As Seifert shows, attorneys take a major risk when they file Sixth Circuit briefs without any record citations.  Failing to file a reply brief also could be evidence of a frivolous appeal, as highlighted by the recent decision in Scherer v. JP Morgan Chase & Company, 2012 U.S. App. LEXIS 25516 (6th Cir. Dec. 11, 2012), where the Sixth Circuit ordered plaintiff’s counsel to show cause as to why he should not be sanctioned for filing an appeal.  The district court in Scherer had dismissed the plaintiff’s claims on estoppel grounds, and then considered whether to impose sanctions on plaintiff’s counsel for filing a frivolous action.  Although the district court ultimately elected not to impose sanctions, it noted that its decision was a “very close call,” and it admonished plaintiff’s counsel for not being more familiar with preclusion law.  On appeal, the Sixth Circuit stated that the district court’s admonishment “should have given counsel a clear warning that the issues raised below would likely lack any merit on appeal.”  Additionally, the Sixth Circuit pointed out that “[c]ounsel’s failure to file a reply brief is further evidence that he had reason to know the issue on appeal was a non-starter.”  The Sixth Circuit in Seifert ultimately concluded that “[a]fter the district court’s rebuke, counsel should have seen the writing on the wall.”

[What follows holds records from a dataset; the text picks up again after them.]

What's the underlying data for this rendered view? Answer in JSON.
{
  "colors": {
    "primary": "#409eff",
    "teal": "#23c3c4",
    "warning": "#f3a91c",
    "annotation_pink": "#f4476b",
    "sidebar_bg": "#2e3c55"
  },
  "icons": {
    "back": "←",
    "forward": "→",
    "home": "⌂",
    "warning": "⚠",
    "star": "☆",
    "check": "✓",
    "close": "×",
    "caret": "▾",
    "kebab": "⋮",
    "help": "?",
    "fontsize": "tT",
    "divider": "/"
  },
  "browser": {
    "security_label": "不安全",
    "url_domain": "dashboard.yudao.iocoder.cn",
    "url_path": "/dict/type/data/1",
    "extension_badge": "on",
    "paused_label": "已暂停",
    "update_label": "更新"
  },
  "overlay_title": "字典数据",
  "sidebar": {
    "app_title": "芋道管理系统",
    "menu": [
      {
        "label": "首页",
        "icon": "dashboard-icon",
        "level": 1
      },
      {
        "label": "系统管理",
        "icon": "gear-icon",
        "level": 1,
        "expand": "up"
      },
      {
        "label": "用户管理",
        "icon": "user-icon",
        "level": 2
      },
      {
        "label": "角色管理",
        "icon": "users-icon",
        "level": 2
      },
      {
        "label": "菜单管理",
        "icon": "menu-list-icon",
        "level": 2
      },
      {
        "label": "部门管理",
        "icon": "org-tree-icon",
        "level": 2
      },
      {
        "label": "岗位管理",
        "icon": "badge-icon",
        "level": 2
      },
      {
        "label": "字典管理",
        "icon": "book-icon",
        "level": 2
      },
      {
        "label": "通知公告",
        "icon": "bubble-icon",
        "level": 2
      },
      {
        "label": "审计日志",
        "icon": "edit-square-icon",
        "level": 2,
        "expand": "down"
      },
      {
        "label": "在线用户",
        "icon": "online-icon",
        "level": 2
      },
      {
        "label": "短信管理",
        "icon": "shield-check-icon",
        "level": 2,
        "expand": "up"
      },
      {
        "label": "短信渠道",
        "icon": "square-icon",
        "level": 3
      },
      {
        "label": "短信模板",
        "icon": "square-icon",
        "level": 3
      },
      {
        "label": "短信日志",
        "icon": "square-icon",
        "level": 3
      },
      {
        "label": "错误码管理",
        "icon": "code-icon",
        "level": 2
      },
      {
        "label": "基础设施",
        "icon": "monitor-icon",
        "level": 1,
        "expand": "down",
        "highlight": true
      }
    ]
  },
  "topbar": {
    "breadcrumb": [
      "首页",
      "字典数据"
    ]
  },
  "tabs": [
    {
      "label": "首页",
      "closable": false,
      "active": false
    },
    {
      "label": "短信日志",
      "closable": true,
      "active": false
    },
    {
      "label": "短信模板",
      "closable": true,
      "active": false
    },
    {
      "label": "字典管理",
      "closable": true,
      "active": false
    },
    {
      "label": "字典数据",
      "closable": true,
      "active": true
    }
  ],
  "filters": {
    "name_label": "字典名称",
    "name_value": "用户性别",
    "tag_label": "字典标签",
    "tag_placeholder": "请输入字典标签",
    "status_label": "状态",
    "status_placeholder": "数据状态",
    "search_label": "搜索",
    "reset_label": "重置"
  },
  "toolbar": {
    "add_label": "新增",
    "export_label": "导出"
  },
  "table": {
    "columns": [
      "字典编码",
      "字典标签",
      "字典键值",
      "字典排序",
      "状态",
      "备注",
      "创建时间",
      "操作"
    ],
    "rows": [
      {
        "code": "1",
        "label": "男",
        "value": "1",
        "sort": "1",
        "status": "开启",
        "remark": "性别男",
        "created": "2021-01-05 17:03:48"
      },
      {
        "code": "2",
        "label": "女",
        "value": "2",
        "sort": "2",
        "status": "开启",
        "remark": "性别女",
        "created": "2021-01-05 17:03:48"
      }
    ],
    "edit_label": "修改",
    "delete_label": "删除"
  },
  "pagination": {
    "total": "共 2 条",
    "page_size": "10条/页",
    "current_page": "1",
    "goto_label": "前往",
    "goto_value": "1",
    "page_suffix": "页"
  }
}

Indeed, the writing clearly is on the wall.  An appellate attorney who pursues a frivolous or unwarranted appeal is acting unethically and could be sanctioned.  And the Sixth Circuit will not hesitate to order sanctions.  As the Sixth Circuit noted in Scherer, “Rule 38 should doubtless be more often enforced than ignored in the face of a frivolous appeal.”  It’s clear that ethics and professionalism matter in the Sixth Circuit, as these recent cases highlight.